Contrast Induced Nephropathy Evaluation using Multiple immunoAssays

Iodinated contrast media (ICM) are administered intravenously in a large part
of Computer Tomography (CT) scans to enhance differences between normal and
pathologic structures. The ICM are diagnostic drugs which can cause
nephropathy. The incidence of this contrast induced nephropathy (CIN) in high
risk patients reported thus far in scientific papers is up to 50 percent. In
the general population the incidence reported is 3 to 4 percent. Contrast
induced nephropathy accounts for up to 12 percent of all cases of hospital
acquired acute renal failure. Acute renal failure is associated with a high
mortality rate, a prolonged hospitalization and an impaired drug excretion.

In many hospitals a protocol on contrast media safety is issued to identify
high risk patients. Preventive measures are taken in high risk patients. These
include hydration and stopping nephrotoxic medication if possible. The
incidence in non-hospitalized patients despite preventive measures is not well
known. This study will estimate the incidence of CIN in this population.

The definition of CIN is an increase of serum creatinine of at least 44
micromole/l or a relative increase of at least 25% from baseline within 3 days
after intravenous contrast administration without another aetiology to explain
the increase.

Renal function is best estimated by the glomerular filtration rate (GFR). The
GFR can not be measured directly. It is estimated using the 4-point Modified
Diet in Renal Disease (MDRD) formula, which take ages, sex, ethnicity and serum
creatinine into account. Serum creatinine is subject to variation in production
and secretion, thus making GFR estimation inaccurate. In this study the
possible correlation between CIN, microalbuminuria and microglobulinuria will
be evaluated.

Adding more sensitive biomarkers microalbuminuria and microglobulinuria to
serum creatinine can provide information on the exact mechanism of renal damage
and the identification of high risk patients.

The aim of the current study is to:
1. Determine the incidence of CIN after introduction of preventive measures.
2. Describe changes in the course of biomarkers serum creatinine, microalbumin
and microglobulin related to intravenous ICM administration.
3. Compare microalbumin and microglobulin values between the identified high
risk and non-high risk group before ICM administration.
4. Describe the possible correlation between the amount of ICM administered
intravenously and the incidence of renal damage and CIN.
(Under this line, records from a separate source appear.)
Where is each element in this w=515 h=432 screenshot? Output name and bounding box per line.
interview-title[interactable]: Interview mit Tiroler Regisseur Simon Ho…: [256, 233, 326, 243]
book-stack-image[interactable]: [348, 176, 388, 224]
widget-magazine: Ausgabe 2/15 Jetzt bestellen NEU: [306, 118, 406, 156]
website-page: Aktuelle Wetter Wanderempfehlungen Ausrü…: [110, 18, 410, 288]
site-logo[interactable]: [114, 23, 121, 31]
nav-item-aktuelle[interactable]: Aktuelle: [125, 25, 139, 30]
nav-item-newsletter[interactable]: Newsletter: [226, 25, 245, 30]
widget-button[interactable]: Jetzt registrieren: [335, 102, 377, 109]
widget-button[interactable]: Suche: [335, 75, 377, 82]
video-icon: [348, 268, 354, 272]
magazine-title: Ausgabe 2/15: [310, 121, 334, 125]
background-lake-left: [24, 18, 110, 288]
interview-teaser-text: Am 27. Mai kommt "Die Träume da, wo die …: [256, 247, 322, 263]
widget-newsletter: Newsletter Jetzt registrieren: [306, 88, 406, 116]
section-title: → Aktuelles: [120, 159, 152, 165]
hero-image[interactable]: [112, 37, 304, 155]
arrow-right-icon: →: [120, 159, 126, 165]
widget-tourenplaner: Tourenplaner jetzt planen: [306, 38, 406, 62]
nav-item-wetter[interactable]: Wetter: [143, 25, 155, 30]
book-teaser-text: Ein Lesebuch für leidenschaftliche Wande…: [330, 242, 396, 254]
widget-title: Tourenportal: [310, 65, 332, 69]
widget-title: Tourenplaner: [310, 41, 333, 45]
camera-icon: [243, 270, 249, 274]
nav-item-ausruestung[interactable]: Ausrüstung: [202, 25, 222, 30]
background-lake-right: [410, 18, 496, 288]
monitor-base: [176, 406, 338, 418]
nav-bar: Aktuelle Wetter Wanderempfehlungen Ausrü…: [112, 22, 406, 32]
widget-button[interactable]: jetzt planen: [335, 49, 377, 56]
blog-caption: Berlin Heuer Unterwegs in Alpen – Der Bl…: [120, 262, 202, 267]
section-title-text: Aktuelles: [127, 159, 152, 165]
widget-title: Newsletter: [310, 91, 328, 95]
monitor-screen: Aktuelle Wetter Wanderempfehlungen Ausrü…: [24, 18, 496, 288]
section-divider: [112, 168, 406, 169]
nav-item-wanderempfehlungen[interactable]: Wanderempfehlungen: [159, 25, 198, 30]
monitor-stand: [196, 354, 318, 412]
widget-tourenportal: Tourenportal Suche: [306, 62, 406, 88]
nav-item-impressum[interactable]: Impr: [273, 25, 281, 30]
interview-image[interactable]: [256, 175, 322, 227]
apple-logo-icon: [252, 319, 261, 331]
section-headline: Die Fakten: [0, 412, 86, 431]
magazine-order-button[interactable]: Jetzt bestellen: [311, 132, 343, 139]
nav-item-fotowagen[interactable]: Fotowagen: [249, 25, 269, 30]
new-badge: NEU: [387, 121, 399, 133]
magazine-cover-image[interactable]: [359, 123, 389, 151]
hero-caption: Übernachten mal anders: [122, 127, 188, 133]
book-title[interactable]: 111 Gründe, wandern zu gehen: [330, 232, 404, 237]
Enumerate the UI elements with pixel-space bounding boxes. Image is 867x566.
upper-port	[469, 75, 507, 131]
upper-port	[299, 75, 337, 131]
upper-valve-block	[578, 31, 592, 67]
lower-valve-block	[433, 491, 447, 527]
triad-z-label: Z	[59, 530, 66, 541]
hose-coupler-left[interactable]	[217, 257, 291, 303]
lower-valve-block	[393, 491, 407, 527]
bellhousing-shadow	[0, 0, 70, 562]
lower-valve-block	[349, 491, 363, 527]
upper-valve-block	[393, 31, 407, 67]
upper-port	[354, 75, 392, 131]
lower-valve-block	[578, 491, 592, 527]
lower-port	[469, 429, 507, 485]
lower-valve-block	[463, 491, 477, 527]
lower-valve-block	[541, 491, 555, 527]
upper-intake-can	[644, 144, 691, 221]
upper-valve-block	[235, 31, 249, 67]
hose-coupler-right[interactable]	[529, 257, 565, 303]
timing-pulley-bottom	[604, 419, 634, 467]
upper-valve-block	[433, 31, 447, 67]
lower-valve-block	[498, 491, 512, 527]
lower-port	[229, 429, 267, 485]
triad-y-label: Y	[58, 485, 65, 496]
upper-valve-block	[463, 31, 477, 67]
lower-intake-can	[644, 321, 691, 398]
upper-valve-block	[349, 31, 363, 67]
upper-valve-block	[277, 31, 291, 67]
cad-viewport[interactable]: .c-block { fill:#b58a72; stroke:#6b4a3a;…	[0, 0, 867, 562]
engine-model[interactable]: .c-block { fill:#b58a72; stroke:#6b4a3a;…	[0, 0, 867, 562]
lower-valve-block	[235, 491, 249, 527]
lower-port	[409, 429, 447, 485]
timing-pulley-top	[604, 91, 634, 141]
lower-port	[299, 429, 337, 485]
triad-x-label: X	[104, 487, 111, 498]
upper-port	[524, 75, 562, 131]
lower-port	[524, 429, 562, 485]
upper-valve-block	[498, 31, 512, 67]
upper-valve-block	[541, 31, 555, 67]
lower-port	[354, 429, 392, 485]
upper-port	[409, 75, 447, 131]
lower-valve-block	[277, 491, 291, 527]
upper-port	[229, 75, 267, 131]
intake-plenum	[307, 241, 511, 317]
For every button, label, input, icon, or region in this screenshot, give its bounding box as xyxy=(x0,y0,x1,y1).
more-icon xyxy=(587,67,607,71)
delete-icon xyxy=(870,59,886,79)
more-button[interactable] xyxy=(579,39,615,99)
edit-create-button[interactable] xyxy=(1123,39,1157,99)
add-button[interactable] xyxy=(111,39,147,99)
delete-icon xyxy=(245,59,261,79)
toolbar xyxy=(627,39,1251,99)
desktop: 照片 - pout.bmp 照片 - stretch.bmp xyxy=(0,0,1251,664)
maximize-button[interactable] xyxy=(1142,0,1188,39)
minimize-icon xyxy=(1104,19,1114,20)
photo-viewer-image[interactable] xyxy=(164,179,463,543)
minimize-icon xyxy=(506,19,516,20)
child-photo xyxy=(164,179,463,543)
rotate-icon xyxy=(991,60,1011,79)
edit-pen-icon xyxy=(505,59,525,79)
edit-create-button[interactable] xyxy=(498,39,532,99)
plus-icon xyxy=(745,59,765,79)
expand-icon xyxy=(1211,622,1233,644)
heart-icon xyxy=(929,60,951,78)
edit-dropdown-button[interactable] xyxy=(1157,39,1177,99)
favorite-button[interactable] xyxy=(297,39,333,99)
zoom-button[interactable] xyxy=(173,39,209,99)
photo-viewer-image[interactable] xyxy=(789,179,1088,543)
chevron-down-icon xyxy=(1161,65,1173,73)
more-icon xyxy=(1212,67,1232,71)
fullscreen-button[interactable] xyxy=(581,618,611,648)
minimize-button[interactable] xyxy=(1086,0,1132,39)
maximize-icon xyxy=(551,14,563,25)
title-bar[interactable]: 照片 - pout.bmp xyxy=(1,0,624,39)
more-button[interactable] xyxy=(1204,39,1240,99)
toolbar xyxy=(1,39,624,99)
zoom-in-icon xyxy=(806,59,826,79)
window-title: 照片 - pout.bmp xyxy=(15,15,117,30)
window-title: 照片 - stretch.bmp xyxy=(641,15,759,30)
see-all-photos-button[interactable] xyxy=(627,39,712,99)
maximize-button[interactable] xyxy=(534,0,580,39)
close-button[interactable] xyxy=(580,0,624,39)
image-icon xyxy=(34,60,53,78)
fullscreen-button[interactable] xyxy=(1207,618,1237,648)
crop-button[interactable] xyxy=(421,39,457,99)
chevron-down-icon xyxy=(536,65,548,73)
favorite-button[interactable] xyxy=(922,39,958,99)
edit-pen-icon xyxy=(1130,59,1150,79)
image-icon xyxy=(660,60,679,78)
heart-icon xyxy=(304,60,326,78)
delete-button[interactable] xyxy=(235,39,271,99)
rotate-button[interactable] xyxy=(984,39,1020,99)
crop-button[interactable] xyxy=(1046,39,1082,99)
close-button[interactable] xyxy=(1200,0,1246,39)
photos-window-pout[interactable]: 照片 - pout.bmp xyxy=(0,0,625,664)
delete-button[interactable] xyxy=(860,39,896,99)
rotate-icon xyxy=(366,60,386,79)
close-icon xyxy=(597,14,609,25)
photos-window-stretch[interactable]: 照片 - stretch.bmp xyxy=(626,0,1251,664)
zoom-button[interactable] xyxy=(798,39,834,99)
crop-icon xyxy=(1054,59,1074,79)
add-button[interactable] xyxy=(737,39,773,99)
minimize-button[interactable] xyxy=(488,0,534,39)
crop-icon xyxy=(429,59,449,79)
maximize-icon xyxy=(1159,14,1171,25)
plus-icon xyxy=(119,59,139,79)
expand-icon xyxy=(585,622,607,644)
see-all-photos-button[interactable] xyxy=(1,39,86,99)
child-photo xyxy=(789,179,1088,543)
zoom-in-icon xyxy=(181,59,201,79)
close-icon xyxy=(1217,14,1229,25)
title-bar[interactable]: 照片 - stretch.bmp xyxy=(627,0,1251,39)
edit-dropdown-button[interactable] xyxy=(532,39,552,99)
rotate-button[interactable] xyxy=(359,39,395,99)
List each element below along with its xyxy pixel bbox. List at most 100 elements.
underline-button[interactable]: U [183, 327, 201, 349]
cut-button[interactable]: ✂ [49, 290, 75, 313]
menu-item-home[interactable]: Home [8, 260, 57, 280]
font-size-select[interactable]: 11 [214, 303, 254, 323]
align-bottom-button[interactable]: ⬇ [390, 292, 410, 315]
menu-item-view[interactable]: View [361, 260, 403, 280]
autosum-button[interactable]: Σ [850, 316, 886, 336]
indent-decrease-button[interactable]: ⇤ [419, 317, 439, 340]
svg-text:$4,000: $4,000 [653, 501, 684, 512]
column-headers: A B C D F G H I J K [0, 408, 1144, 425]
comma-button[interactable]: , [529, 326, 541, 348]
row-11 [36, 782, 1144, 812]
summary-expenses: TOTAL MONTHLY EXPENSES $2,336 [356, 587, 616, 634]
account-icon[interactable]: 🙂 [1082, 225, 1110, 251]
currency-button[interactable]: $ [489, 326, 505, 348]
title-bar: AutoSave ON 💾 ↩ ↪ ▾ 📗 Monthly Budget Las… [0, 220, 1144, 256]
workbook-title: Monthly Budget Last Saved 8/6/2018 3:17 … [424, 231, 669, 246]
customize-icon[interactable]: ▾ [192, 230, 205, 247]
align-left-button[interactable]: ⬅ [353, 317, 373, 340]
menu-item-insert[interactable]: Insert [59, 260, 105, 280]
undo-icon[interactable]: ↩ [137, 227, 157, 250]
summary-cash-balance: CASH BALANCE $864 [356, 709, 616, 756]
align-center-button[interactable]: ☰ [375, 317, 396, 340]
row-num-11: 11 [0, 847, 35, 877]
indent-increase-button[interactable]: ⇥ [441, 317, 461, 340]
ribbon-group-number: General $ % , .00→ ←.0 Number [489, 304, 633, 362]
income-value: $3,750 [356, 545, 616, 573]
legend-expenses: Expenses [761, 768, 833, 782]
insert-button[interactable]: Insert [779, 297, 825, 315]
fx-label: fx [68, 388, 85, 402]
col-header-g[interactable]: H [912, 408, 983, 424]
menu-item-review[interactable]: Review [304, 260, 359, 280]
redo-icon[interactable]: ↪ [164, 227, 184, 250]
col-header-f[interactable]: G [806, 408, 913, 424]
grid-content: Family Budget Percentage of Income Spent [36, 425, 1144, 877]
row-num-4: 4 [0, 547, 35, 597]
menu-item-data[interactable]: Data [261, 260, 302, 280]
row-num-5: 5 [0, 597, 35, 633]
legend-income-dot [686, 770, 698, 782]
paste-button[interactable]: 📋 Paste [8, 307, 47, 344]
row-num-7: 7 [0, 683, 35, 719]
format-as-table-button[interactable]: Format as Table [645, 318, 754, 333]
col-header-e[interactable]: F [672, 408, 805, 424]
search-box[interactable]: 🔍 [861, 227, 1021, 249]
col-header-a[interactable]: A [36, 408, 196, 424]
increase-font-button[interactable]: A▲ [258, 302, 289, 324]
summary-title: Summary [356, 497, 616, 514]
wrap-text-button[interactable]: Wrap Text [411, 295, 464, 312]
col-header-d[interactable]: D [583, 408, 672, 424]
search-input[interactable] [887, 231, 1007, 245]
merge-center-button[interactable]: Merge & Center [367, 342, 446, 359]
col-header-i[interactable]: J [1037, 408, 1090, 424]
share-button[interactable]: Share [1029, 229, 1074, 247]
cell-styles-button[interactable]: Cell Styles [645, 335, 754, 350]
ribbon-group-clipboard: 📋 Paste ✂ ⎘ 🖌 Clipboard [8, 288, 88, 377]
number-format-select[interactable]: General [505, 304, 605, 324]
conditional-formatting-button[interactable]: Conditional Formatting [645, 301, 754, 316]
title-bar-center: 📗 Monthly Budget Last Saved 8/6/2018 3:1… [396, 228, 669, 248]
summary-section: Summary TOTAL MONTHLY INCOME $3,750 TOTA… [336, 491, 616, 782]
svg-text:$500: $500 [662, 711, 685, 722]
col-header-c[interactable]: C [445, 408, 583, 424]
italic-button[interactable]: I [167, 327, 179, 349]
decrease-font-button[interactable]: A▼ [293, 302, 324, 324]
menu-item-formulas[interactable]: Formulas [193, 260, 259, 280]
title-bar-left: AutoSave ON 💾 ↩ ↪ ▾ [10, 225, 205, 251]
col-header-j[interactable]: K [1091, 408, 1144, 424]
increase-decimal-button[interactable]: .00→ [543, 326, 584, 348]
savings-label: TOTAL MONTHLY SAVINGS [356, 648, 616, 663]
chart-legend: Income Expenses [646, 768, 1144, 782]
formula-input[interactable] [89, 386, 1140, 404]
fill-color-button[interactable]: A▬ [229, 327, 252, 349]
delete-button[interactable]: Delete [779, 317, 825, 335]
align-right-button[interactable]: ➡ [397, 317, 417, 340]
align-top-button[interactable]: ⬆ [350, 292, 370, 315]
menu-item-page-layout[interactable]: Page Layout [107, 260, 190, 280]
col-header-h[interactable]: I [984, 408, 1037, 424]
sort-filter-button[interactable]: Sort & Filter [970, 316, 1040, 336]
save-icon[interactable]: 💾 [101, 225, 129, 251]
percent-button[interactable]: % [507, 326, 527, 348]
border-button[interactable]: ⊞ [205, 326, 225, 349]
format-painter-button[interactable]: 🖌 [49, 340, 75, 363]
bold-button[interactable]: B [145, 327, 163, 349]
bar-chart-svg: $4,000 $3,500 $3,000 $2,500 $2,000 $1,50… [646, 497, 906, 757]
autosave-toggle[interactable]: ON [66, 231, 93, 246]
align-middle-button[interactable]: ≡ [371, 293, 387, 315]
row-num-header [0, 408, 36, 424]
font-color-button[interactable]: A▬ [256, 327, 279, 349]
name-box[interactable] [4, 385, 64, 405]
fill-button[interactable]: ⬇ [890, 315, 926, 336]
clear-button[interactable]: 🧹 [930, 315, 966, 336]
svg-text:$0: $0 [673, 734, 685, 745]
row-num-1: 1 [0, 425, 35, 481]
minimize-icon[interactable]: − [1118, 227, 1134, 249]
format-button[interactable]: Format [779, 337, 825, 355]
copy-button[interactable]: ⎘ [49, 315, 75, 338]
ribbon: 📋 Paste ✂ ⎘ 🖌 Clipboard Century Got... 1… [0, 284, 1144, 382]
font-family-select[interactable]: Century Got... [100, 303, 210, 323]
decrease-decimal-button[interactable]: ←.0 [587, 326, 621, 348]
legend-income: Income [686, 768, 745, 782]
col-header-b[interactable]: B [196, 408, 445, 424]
This is a single-centre, prospective, observational study.

Patients will be asked for a blood and urine sample before and between day 2
and 4 after administration of iodinated contrast media. The blood sample
consist of one venous punction. The patient will be asked to collect a first
morning urine sample.
This sampling is associated with a minimal patient risk and burden.

The patient group will benefit from the results of this study because of the
better understanding of the mechanism of CIN. The individual patient could
benefit in terms of early discovery of renal dysfunction. If renal dysfunction
is established, the patient will be consulted by a nephrologist.